Mary Malone eventually leaves the Church when she realizes that
denying herself physical pleasure serves nobody and prevents her
from experiencing life fully. The witches are said to live their
lives more fully because they revel in physical experience. They
sense air passing over their bodies and the light of the stars and
the glow of the aurora borealis in ways humans cannot. The kind
of pleasure that the witches take from the physical world makes
the Church condemn them. Pullman reinforces the importance of physical
pleasure by making Will and Lyra's physical pleasure the tonic that
saves the world.
Symbols
Symbols are objects, characters, figures, or colors
used to represent abstract ideas or concepts.
Daemons
Daemons, the external expressions of people's souls, take
forms that symbolize their owners' character. Witches' daemons,
for example, take the form of birds. This form represents, most
literally, the witches' ability to fly. It also represents the witches'
freedom from the constraints of society. Daemons also represent
their owner's strength or weakness. Someone who can separate from
his or her own soul is someone who has great power and a strong
will. Witches are able to stay far away from their daemons without
harm. John Parry and his daemon, Sayan Kötör, have the same ability. Sayan
Kötör can fly far away without causing pain to either himself or
Parry. Separating from one's daemon is a painful task, as Lyra finds
out on the banks of the river of the world of the dead. Leaving their
daemons behind is a difficult coming-of-age ritual for the witches.
Feeding
Because His Dark Materials is in some
ways a retelling of Adam and Eve's fall from grace, Pullman stresses
the symbolism of feeding one's lover as Eve fed Adam. For Mary,
Lyra, and Will, receiving food symbolizes physical pleasure and
mental maturity. When Mary was a teenager, a boy fed her a piece
of marzipan. Like Adam and Eve, she realized how sweet the food
and the sensation were and realized that she should not stifle her
physical urges. Similarly, when Lyra and Will are searching for
their daemons after they have escaped into the world of the mulefa,
Lyra feeds Will a piece of fruit and they kiss. It is this reenactment
of the Fall through one lover feeding another that heals the world.
The Aurora Borealis
The aurora borealis, the beautiful play of lights that
stretches across the sky in the northern reaches of Lyra's world
(and our own), has always intrigued Lyra.
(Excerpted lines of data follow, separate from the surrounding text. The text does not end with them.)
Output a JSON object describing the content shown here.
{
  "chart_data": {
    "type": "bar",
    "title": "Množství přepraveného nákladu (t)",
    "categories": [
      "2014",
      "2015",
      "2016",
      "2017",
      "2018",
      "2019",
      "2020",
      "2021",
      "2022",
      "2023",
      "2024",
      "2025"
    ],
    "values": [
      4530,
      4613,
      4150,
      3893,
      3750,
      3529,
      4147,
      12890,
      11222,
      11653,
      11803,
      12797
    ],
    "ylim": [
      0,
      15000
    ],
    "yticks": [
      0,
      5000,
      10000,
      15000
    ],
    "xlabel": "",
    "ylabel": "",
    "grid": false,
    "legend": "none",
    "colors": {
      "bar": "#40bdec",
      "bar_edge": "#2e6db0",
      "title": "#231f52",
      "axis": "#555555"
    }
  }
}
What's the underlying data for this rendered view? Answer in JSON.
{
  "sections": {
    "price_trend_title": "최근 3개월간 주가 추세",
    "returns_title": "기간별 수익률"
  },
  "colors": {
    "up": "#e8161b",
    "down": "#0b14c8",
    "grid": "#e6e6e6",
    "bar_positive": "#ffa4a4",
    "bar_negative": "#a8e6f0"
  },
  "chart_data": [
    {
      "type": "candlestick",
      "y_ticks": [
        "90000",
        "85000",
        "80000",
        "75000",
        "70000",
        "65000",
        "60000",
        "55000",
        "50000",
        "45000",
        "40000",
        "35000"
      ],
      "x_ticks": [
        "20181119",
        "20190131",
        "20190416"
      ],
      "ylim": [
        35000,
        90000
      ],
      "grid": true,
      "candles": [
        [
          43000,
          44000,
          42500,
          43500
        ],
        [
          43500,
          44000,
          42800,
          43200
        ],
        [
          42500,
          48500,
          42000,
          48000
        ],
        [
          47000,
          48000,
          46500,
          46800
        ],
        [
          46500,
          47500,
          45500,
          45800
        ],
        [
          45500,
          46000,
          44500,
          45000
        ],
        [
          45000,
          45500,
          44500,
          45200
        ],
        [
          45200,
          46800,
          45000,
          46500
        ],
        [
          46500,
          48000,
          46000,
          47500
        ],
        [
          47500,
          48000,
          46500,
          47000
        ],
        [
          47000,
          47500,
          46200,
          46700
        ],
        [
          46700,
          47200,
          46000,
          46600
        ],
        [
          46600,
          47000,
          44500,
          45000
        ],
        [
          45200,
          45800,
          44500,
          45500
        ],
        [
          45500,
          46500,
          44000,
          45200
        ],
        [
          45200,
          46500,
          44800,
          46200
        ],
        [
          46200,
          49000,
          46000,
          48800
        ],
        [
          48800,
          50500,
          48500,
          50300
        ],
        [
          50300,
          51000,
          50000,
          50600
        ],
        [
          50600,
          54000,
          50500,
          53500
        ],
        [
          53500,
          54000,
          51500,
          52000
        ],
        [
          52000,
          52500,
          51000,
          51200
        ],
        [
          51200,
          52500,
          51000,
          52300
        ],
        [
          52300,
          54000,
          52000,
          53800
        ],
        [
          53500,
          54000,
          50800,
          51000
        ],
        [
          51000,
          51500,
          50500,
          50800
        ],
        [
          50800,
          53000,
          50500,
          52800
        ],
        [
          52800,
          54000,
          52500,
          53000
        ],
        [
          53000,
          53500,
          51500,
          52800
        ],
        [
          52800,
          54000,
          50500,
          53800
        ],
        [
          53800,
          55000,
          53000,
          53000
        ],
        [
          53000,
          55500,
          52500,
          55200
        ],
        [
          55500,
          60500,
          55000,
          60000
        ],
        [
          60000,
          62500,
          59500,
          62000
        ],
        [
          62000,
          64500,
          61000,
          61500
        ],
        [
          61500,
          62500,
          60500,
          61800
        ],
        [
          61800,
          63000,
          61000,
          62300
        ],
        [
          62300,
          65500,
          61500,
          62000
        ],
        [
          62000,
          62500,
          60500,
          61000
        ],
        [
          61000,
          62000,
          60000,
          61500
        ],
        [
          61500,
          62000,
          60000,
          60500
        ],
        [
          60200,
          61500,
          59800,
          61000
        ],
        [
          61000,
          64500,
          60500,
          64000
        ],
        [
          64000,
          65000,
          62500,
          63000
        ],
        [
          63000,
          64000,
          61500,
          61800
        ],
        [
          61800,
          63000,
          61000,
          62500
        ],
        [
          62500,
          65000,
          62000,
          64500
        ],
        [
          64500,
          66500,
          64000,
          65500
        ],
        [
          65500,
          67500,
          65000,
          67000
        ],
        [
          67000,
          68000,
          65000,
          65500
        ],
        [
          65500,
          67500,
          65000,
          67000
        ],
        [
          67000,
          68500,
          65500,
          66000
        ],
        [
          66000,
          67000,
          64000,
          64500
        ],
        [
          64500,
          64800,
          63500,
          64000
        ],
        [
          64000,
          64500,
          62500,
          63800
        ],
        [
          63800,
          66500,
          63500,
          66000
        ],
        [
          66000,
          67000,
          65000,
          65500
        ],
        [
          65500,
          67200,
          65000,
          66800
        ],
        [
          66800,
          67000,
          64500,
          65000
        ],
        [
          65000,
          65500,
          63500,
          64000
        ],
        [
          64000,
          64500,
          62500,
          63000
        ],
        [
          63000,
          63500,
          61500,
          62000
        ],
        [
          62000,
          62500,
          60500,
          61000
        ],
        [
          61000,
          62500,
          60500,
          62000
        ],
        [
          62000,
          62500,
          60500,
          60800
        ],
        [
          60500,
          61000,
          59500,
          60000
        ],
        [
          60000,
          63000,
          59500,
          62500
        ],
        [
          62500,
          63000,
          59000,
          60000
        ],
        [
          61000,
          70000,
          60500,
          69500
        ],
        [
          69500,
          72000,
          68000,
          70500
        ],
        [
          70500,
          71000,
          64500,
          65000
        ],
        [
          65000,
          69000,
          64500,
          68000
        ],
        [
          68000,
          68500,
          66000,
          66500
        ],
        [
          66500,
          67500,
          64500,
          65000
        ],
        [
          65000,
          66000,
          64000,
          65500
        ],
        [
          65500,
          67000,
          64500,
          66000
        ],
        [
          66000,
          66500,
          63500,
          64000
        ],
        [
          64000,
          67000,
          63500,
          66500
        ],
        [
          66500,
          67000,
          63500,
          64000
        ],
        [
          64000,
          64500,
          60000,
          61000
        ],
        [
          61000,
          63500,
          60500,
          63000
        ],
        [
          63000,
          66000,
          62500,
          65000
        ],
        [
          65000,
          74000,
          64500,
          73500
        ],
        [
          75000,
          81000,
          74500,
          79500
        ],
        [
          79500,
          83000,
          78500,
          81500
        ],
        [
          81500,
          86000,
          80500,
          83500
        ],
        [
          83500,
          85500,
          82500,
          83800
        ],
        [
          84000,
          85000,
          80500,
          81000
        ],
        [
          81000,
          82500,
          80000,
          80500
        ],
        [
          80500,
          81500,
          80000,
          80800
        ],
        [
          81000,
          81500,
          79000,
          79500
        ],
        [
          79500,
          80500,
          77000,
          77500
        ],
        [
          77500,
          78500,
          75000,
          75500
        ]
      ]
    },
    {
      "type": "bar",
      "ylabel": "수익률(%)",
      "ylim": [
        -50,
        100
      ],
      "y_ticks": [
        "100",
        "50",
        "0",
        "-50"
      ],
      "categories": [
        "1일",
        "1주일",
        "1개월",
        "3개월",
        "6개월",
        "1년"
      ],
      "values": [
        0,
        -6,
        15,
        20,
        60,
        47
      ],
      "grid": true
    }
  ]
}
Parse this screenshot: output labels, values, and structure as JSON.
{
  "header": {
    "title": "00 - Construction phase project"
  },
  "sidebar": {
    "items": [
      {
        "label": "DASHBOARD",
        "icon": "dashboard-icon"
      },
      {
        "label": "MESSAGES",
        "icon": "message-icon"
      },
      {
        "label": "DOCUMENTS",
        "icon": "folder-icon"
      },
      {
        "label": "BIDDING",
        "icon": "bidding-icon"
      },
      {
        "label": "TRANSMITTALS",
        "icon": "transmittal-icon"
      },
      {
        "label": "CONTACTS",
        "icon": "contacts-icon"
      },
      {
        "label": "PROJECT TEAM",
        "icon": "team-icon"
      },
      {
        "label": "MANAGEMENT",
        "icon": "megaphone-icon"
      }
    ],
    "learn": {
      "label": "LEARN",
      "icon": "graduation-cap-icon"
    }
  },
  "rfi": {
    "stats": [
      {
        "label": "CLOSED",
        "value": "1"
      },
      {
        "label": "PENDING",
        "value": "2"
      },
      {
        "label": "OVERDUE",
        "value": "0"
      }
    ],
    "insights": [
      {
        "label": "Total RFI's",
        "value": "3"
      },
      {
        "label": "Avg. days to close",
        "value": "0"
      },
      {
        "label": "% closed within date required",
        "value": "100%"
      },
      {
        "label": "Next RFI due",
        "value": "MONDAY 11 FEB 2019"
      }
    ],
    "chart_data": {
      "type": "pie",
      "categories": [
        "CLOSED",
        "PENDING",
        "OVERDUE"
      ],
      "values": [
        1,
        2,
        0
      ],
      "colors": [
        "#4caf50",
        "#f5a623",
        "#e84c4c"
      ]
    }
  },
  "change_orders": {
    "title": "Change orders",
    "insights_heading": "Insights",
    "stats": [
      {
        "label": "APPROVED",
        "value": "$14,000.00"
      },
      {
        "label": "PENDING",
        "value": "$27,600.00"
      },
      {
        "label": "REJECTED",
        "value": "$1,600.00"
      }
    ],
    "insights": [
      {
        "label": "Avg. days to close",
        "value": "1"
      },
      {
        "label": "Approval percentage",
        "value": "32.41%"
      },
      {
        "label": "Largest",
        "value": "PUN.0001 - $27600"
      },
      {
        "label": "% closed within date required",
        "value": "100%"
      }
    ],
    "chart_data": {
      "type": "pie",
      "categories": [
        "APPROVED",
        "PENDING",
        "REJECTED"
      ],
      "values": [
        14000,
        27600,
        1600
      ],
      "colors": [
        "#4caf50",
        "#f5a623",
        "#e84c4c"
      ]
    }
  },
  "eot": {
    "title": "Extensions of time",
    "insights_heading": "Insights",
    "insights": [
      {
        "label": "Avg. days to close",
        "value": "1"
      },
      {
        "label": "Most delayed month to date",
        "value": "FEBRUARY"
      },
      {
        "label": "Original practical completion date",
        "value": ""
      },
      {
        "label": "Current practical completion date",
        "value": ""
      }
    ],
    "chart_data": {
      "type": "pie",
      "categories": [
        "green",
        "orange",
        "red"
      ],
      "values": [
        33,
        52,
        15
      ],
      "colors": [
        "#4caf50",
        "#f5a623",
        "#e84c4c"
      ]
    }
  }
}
The lights reveal the
flimsiness of the layer that separates worlds. Though she's had
experience with ghosts at Jordan College, Lyra's vision of the strange
shifting lights of the aurora borealis are the first hint she has
that something much bigger than her life in Oxford might exist.
The witches play in the lights and angels pass between worlds in
places like the aurora, where the layers between worlds are thinner.
It is beneath the aurora borealis that Lord Asriel opens up a breach
into another world by killing Roger. In the light of the aurora
borealis, Dust is also more visible.